I take a second to compose myself before stopping in front of him and clearing my throat.

Tyler looks up from his phone and quickly shoves it in his pocket to show me his full attention. Smiling, he says, “You look really nice.” He reaches for the end of my favorite shirt and fingers it. “I’ve missed seeing this old thing.”

I smile small, appreciative of his compliment, before pulling away a bit. “Thanks.”

We both stand here in an awkward silence before Tyler holds up his keys and dangles them. “I guess we should get going. We’ll discuss the restaurant on the road. Sound good?”

I nod my head and reach for the door handle. “Sounds like a plan.”
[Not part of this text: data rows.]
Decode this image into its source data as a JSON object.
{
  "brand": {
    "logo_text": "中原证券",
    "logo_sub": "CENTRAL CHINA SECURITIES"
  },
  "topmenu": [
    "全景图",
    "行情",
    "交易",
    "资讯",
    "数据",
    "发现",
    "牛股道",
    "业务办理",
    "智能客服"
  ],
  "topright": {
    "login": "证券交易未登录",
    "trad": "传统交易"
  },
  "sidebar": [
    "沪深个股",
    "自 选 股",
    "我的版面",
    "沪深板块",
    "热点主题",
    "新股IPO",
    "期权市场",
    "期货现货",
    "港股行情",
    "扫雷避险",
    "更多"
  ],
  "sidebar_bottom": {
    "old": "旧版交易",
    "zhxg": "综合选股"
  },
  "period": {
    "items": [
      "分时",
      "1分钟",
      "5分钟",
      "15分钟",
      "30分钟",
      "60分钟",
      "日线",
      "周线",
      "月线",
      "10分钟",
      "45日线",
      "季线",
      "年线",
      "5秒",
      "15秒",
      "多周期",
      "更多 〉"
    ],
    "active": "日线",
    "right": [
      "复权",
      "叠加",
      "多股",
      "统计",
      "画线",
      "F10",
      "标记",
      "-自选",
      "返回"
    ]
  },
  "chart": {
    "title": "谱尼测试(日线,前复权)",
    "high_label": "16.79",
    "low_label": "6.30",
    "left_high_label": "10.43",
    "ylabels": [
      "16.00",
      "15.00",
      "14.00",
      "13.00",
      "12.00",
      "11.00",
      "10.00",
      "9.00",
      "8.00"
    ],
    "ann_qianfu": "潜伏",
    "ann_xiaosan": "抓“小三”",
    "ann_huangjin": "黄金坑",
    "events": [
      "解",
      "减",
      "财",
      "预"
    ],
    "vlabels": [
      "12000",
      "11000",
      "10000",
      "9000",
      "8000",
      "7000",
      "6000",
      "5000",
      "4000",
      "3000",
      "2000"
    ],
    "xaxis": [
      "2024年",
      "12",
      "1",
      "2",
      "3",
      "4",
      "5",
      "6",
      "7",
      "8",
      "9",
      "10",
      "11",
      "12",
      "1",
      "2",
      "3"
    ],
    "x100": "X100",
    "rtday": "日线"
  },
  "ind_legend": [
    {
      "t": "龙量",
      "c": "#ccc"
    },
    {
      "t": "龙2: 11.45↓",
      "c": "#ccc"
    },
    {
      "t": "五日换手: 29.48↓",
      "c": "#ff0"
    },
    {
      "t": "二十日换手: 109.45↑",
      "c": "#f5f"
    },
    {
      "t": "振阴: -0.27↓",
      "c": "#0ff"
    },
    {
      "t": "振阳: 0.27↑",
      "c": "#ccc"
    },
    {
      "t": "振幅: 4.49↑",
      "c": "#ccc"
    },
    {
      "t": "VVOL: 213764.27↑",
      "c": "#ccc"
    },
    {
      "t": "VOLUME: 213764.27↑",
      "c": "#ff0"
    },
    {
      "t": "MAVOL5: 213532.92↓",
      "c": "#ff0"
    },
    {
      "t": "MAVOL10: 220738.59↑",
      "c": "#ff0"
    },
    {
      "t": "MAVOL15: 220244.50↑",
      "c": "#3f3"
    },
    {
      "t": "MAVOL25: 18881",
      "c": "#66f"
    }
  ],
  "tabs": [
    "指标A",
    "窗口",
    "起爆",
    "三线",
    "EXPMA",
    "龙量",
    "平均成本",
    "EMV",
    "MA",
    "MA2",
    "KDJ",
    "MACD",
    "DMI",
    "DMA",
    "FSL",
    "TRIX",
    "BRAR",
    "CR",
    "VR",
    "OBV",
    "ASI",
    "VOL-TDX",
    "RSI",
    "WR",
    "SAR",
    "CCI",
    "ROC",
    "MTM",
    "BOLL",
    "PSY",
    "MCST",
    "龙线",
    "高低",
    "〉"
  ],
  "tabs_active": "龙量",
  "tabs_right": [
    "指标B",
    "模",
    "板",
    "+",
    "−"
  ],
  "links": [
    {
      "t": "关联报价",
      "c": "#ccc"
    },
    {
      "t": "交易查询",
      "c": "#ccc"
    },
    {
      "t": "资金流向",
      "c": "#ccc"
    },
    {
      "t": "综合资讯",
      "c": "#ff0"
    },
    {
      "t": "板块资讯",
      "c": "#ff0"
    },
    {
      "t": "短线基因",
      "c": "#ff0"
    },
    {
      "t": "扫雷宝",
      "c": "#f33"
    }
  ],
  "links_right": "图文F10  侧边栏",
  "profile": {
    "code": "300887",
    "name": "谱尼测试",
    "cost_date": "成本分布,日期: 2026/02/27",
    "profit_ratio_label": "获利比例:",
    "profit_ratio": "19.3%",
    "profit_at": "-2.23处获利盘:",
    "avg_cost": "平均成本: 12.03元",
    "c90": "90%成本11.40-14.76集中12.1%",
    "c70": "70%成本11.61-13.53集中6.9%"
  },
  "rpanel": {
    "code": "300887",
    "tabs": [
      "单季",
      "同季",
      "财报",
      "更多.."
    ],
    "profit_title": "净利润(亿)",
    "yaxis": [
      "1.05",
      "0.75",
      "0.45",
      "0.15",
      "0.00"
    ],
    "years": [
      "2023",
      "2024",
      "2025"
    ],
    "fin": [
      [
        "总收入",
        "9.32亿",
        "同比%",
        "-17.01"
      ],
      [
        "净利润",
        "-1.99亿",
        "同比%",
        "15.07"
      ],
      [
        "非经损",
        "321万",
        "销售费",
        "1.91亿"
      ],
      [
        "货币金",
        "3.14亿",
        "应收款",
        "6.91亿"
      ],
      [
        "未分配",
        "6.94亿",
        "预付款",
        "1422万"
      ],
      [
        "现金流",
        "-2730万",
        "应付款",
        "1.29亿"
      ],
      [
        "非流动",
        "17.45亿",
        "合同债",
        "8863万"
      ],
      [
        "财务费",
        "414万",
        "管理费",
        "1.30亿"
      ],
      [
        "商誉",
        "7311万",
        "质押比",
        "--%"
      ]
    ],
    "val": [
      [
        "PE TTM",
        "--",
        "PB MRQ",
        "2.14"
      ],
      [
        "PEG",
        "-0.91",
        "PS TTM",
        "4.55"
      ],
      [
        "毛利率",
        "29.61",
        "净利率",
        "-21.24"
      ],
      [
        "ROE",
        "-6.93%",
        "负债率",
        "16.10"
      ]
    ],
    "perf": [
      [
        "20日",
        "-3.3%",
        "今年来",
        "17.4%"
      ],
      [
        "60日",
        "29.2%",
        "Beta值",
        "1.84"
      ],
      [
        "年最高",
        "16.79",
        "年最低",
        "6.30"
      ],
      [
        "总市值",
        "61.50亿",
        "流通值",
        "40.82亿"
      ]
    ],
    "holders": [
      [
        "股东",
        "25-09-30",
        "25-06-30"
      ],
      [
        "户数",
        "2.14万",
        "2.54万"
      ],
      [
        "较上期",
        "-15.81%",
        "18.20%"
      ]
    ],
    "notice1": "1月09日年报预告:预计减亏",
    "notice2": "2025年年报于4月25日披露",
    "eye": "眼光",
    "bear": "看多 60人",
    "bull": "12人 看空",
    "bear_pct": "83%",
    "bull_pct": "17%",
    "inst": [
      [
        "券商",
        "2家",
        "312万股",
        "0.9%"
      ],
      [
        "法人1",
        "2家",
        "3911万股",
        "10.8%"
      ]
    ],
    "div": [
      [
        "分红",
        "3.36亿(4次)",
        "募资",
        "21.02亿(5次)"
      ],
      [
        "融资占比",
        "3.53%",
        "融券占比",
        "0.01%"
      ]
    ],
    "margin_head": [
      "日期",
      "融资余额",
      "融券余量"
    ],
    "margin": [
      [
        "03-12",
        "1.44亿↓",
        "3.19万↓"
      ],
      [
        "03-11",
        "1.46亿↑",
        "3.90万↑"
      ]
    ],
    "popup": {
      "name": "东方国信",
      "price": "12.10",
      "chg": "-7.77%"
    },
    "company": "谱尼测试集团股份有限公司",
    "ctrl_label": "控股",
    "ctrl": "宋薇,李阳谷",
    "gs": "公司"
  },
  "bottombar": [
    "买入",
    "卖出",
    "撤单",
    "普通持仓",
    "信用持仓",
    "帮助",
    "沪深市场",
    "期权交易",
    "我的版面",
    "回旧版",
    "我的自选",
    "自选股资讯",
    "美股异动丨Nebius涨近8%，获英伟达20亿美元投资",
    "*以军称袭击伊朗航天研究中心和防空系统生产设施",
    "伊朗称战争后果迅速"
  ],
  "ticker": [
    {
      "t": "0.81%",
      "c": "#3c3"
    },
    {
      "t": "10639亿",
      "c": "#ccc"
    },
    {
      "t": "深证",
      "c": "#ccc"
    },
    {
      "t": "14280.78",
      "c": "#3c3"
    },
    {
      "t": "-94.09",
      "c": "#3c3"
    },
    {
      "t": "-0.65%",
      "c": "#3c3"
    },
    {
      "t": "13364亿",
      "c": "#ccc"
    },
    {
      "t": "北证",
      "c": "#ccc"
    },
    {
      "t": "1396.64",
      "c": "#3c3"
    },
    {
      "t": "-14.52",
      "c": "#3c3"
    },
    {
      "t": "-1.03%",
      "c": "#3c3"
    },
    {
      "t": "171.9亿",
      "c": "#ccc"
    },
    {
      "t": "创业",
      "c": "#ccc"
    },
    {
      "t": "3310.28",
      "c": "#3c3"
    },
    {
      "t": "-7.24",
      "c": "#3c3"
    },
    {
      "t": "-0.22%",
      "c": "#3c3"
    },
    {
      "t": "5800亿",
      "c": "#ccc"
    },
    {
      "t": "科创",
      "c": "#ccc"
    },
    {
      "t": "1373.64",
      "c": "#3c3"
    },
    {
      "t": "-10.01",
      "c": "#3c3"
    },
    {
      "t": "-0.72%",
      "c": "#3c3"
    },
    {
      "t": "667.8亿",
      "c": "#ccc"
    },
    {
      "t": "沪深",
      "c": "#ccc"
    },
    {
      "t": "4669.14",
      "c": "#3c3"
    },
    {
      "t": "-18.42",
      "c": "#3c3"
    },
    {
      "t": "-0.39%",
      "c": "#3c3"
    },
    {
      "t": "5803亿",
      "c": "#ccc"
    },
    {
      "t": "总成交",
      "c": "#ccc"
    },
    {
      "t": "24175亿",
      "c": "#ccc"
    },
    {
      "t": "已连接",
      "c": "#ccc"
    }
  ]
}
As soon as I shut the door behind me, my heart starts racing at the realization that this isn’t Cale’s truck. This is another man’s vehicle. My ex’s to be more specific; the man that I slept next to for two years. It feels so wrong being here with him and every bit of my body is telling me this.

I sit stiffly, lost in my thoughts as Tyler hops in and shuts his door. Without any warning he reaches over and grabs my hand, pulling it into his lap like old times.

My first instinct is to pull away from him. It doesn’t feel right. Not like it used to. “No,” I say softly. “We’re not a couple anymore, Tyler. Please no touching.”